Should mitochondrial DNA transfer be allowed?

Anna Pokorska-Bocci

12 July 2012

Inherited mutations in mitochondrial DNA can cause a spectrum of disabling health problems with wide-ranging degrees of severity. Disorders can appear at any age from birth and often shorten the lifespan of the patient, with the most severe cases resulting in life-threatening organ failure and muscle weakness. There are currently no cures for these disorders which affect some 3,500 people in the UK, and their variability makes it difficult to provide accurate counselling and family planning advice.

A substantial body of knowledge of mitochondrial biology and pathology exists, and effective techniques have been developed that could be used to prevent the transmission of mutated mitochondrial DNA to the child. The techniques - variations of IVF procedures - use healthy mitochondria from a donor’s egg to replace damaged mitochondrial DNA that would otherwise be passed on from the mother. These methods are available for research but have yet to undergo the clinical trials necessary in order to be approved for use in patients. The new Wellcome Trust Centre for Mitochondrial Research in Newcastle is ready to move this forward if regulations allow it. 

These techniques cannot yet be tested in humans because under present legislation it is illegal to implant an embryo that has been genetically modified. Researchers, clinicians and policy makers agree however that there is an urgent need for comprehensive ethical, regulatory and legal analysis of the potential for these technologies to positively impact patients’ reproductive choices and the outcomes for their offspring. 

There has been much media reference recently to “three-parent” babies, with commentators discussing questions of child identity, its rights to know all biological “parents” (including the donor of the healthy mitochondrial material) and the impact of this type of genetic manipulation on future generations. What is often lost in this debate (but was specifically recognised in the recent report from the Nuffield Council of Bioethics - see previous news) is that the techniques now under consideration are aimed strictly at replacing disease-causing mitochondrial material and not manipulation of the whole germline genome; that would be a debate of entirely different scope and size. 
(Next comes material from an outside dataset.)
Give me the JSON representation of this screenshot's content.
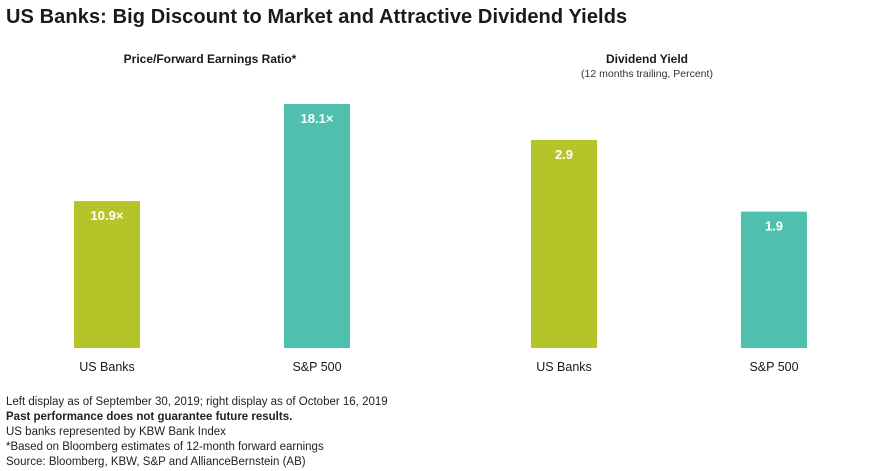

Allowing manipulation of mitochondrial genetic material in order to prevent debilitating disease does not by any means imply germline intervention (leading to possible changes in all descendants). Such aims are far beyond those of current preventative medicine. There is a clear difference between the two types of interventions and both researchers and commentators such as the Nuffield Council have endeavoured to emphasise this demarcation.

Further initiatives to assess the legal and regulatory issues around the therapeutic application of these technologies should be considered imminently. Indeed, the Secretary of State for Health and the Secretary of State for Business, Innovation and Skills have jointly asked the Human Fertilisation and Embryology Authority (HFEA) to seek public views on this matter in a consultation to be launched in early autumn 2012.

The scale of issues around mitochondrial transfer techniques is certainly great but it is important they be tackled without delay to allow the technology to be best used for patients’ health and benefit.